Monday 2 December 2013

Castle Market.

Castle Market, Haymarket, Waingate, Sheffield
Castle Market photo © Copyright David Dixon and licensed for reuse under this Creative Commons Licence.
In a tragedy for all lovers of rampantly lunatic architecture, Sheffield's Castle Market was closed down last week, to be replaced by a spanking new indoor market at the bottom of the Moor. From comments on various sites, it seems few'll miss it.

But I certainly will.

I'll miss it for three reasons.

One was that I have happy childhood memories of it. I got my first ever box of Lego there, from a stall that had a Lego model of Queen Elizabeth as its centrepiece. I got a Dalek money box from there - possibly from the same stall. I also got a machine gun (admittedly not a real one) from the market, and a banjo. Truly it was a place of many and magical delights for a child.

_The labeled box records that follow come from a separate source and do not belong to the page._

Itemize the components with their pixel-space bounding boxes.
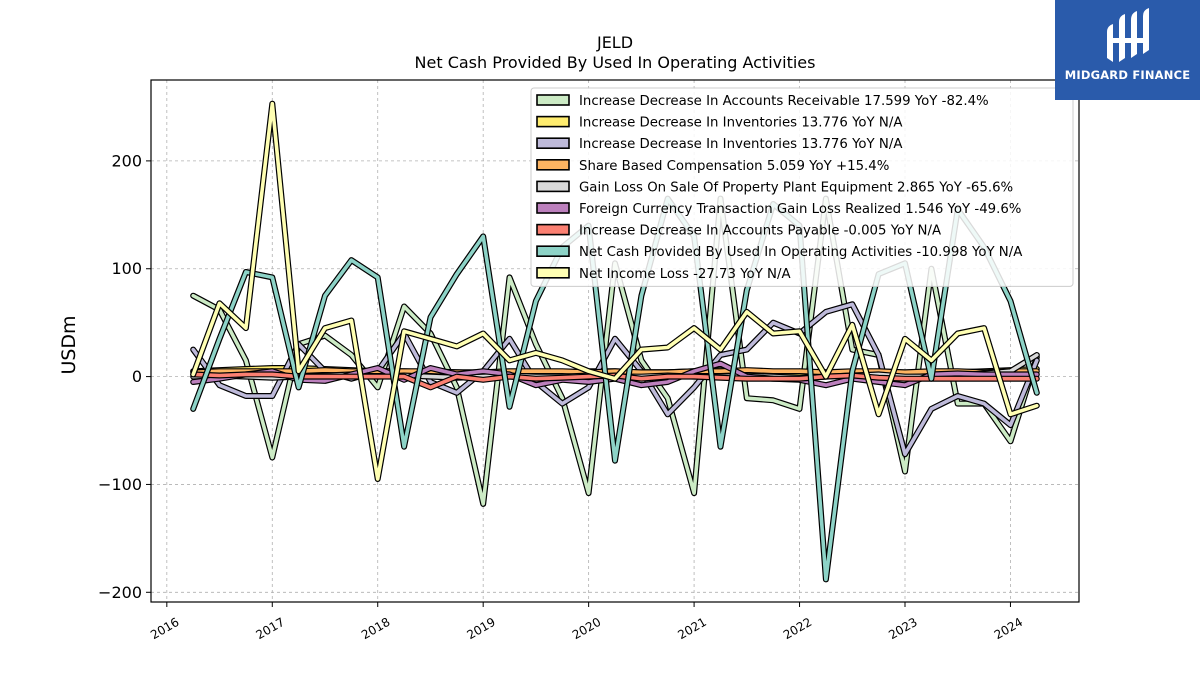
y-tick-label: −100 <box>98 475 142 494</box>
legend-swatch <box>536 180 570 193</box>
y-axis-label: USDm <box>58 315 80 374</box>
legend-swatch <box>536 266 570 279</box>
x-tick-label: 2017 <box>254 615 287 642</box>
legend-label: Increase Decrease In Inventories 13.776 … <box>579 137 902 152</box>
legend-swatch <box>536 159 570 171</box>
chart-title: JELD <box>596 33 633 52</box>
legend-label: Increase Decrease In Inventories 13.776 … <box>579 116 902 131</box>
y-tick-label: 200 <box>111 151 142 170</box>
legend-swatch <box>536 223 570 236</box>
x-tick-label: 2016 <box>148 615 181 642</box>
y-tick-label: −200 <box>98 583 142 602</box>
legend-label: Increase Decrease In Accounts Receivable… <box>579 94 989 109</box>
legend-box <box>530 87 1074 287</box>
legend-label: Share Based Compensation 5.059 YoY +15.4… <box>579 159 889 174</box>
x-tick-label: 2018 <box>359 615 392 642</box>
y-tick-label: 100 <box>111 259 142 278</box>
series-stroke <box>191 101 1039 481</box>
legend-swatch <box>536 115 570 128</box>
chart-subtitle: Net Cash Provided By Used In Operating A… <box>415 53 816 72</box>
x-tick-label: 2019 <box>464 615 497 642</box>
legend-swatch <box>536 202 570 214</box>
legend-item-2: Increase Decrease In Inventories 13.776 … <box>536 137 902 152</box>
plot-frame <box>150 79 1080 603</box>
legend-label: Increase Decrease In Accounts Payable -0… <box>579 224 941 239</box>
series-line-3 <box>190 367 1040 376</box>
legend-item-1: Increase Decrease In Inventories 13.776 … <box>536 115 902 131</box>
legend-swatch <box>536 245 570 257</box>
series-line-8 <box>190 100 1040 482</box>
x-tick-label: 2021 <box>675 615 708 642</box>
legend-item-7: Net Cash Provided By Used In Operating A… <box>536 245 1022 260</box>
legend-swatch <box>536 137 570 149</box>
legend-item-3: Share Based Compensation 5.059 YoY +15.4… <box>536 159 889 174</box>
legend: Increase Decrease In Accounts Receivable… <box>530 87 1074 287</box>
logo-text: MIDGARD FINANCE <box>1064 68 1191 82</box>
legend-label: Foreign Currency Transaction Gain Loss R… <box>579 202 1021 217</box>
legend-label: Gain Loss On Sale Of Property Plant Equi… <box>579 180 1013 195</box>
series-stroke <box>191 368 1039 375</box>
midgard-finance-logo: MIDGARD FINANCE <box>1055 0 1200 100</box>
legend-item-4: Gain Loss On Sale Of Property Plant Equi… <box>536 180 1013 195</box>
logo-mark-icon <box>1107 8 1149 62</box>
legend-swatch <box>536 94 570 106</box>
legend-item-6: Increase Decrease In Accounts Payable -0… <box>536 223 941 239</box>
legend-item-0: Increase Decrease In Accounts Receivable… <box>536 94 989 109</box>
legend-item-5: Foreign Currency Transaction Gain Loss R… <box>536 202 1021 217</box>
legend-label: Net Cash Provided By Used In Operating A… <box>579 245 1022 260</box>
y-tick-label: 0 <box>132 367 142 386</box>
x-tick-label: 2024 <box>992 615 1025 642</box>
legend-item-8: Net Income Loss -27.73 YoY N/A <box>536 266 791 282</box>
x-tick-label: 2022 <box>781 615 814 642</box>
legend-label: Net Income Loss -27.73 YoY N/A <box>579 267 791 282</box>
x-tick-label: 2020 <box>570 615 603 642</box>
x-tick-label: 2023 <box>886 615 919 642</box>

Secondly, in the good old days it had a pet shop in one of the units that lined the building's ground floor exterior. That shop's downstairs holds no great memories for me but the upstairs had goldfish and snakes. No trip to town was complete without a trip to see the snakes.

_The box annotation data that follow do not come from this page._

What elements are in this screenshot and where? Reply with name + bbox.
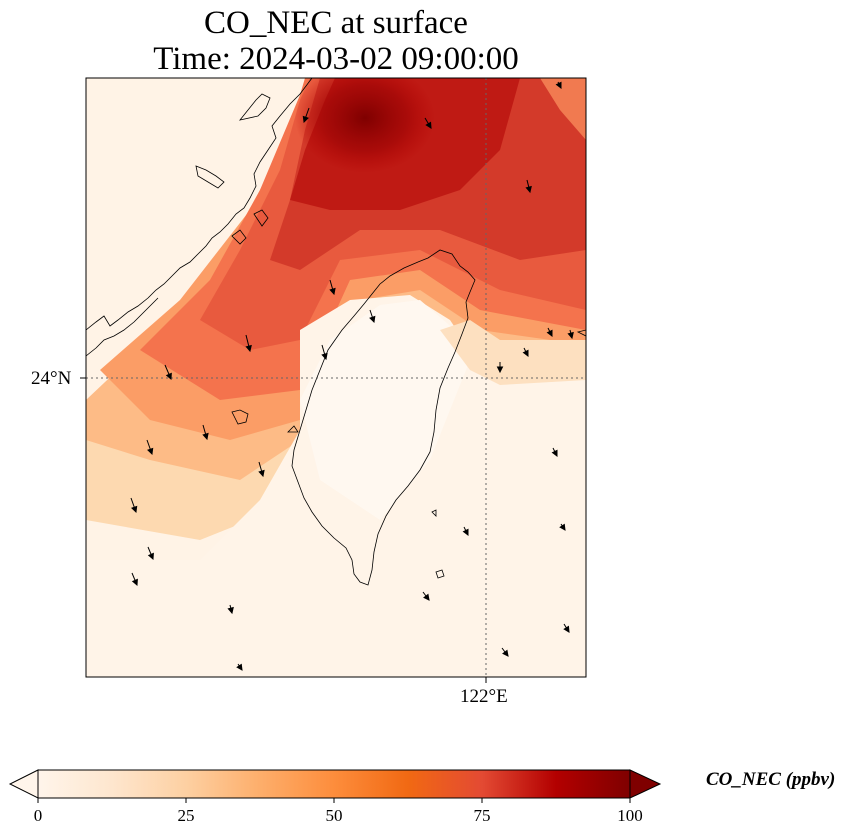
colorbar-label: CO_NEC (ppbv): [706, 769, 836, 790]
wind-arrow: [563, 623, 570, 633]
colorbar-tick-label: 75: [473, 806, 491, 825]
wind-vectors: [130, 81, 574, 671]
concentration-field: [86, 78, 586, 677]
lon-tick-label: 122°E: [460, 686, 508, 707]
wind-arrow: [567, 329, 574, 340]
colorbar-tick-label: 50: [325, 806, 343, 825]
map-title: CO_NEC at surface: [204, 5, 468, 41]
lat-tick-label: 24°N: [31, 368, 72, 389]
colorbar-tick-label: 100: [617, 806, 643, 825]
wind-arrow: [245, 334, 252, 353]
wind-arrow: [424, 117, 432, 129]
colorbar-tick-label: 0: [33, 806, 43, 825]
wind-arrow: [329, 279, 336, 296]
wind-arrow: [559, 523, 566, 531]
wind-arrow: [202, 424, 209, 441]
wind-arrow: [501, 647, 509, 657]
wind-arrow: [555, 81, 562, 90]
colorbar-max-extend: [629, 769, 662, 799]
wind-arrow: [525, 179, 532, 194]
wind-arrow: [258, 461, 265, 478]
wind-arrow: [496, 362, 504, 374]
wind-arrow: [321, 344, 328, 361]
wind-arrow: [369, 309, 376, 324]
colorbar-min-extend: [8, 769, 39, 799]
wind-arrow: [131, 572, 138, 587]
colorbar-gradient: [37, 769, 631, 799]
wind-arrow: [551, 447, 558, 458]
map-time-subtitle: Time: 2024-03-02 09:00:00: [153, 41, 519, 77]
wind-arrow: [236, 663, 243, 671]
colorbar-tick-label: 25: [177, 806, 195, 825]
wind-arrow: [147, 546, 154, 561]
wind-arrow: [546, 327, 553, 338]
wind-arrow: [302, 107, 310, 124]
colorbar: [8, 769, 662, 803]
wind-arrow: [146, 439, 154, 456]
wind-arrow: [164, 364, 172, 381]
wind-arrow: [462, 526, 469, 537]
wind-arrow: [522, 347, 529, 358]
wind-arrow: [422, 591, 430, 601]
concentration-map: [80, 77, 587, 683]
gridlines: [86, 78, 586, 677]
coastline: [86, 78, 586, 586]
wind-arrow: [130, 497, 138, 514]
wind-arrow: [227, 604, 234, 615]
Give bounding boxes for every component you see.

The other reason is that it's a building that makes no sense at all. So random is its exterior that it's impossible to close your eyes and imagine walking round the outside of it. It's like a whole bunch of different buildings have collided with each other through some process of continental drift.

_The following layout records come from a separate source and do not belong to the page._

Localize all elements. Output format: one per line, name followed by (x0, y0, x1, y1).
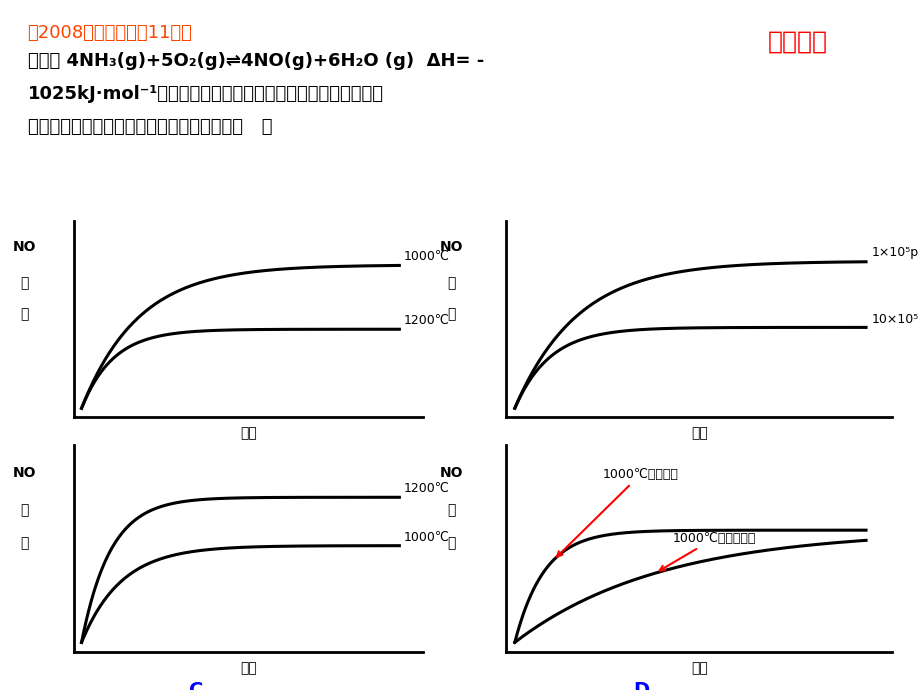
Text: 1200℃: 1200℃ (403, 482, 449, 495)
Text: 含: 含 (448, 503, 456, 517)
Text: 1000℃: 1000℃ (403, 531, 449, 544)
Text: 量: 量 (20, 307, 28, 322)
Text: B: B (633, 445, 648, 464)
Text: D: D (632, 681, 649, 690)
Text: 已知： 4NH₃(g)+5O₂(g)⇌4NO(g)+6H₂O (g)  ΔH= -: 已知： 4NH₃(g)+5O₂(g)⇌4NO(g)+6H₂O (g) ΔH= - (28, 52, 483, 70)
Text: 时间: 时间 (240, 426, 256, 440)
Text: （2008年浙江高考、11题）: （2008年浙江高考、11题） (28, 24, 192, 42)
Text: 1000℃: 1000℃ (403, 250, 449, 263)
Text: 1000℃、催化剑: 1000℃、催化剑 (557, 468, 677, 557)
Text: 含: 含 (448, 276, 456, 290)
Text: 10×10⁵pa: 10×10⁵pa (870, 313, 919, 326)
Text: 量: 量 (448, 536, 456, 550)
Text: 时间: 时间 (690, 661, 707, 675)
Text: 量: 量 (448, 307, 456, 322)
Text: NO: NO (13, 466, 37, 480)
Text: 量: 量 (20, 536, 28, 550)
Text: NO: NO (439, 466, 463, 480)
Text: 1200℃: 1200℃ (403, 315, 449, 327)
Text: 含: 含 (20, 503, 28, 517)
Text: 1×10⁵pa: 1×10⁵pa (870, 246, 919, 259)
Text: 时间: 时间 (690, 426, 707, 440)
Text: 1025kJ·mol⁻¹该反应是一个可逆反应。若反应物起始物质的量: 1025kJ·mol⁻¹该反应是一个可逆反应。若反应物起始物质的量 (28, 85, 383, 103)
Text: NO: NO (439, 241, 463, 255)
Text: 含: 含 (20, 276, 28, 290)
Text: NO: NO (13, 241, 37, 255)
Text: A: A (188, 445, 203, 464)
Text: 1000℃、无催化剑: 1000℃、无催化剑 (659, 532, 755, 571)
Text: 时间: 时间 (240, 661, 256, 675)
Text: C: C (188, 681, 203, 690)
Text: 走近高考: 走近高考 (767, 30, 827, 54)
Text: 相同，下列关于该反应的示意图不正确的是（   ）: 相同，下列关于该反应的示意图不正确的是（ ） (28, 118, 272, 136)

Likewise with its oddly labyrinthine interior that left you with the feeling you could roam it every hour of every day of your life and somehow still never fully know it. There'd always be some nook, some cranny, you'd never before encountered. That might not have it a sensible design for a market building but it did mean it was impossible to get bored by it.

I assume it's a truly unique building because I can't believe anyone would ever have been daft enough to build another market anything like it but, of course, that means the complexity and randomness that made it a bizarre design for a market also made it seem oddly special.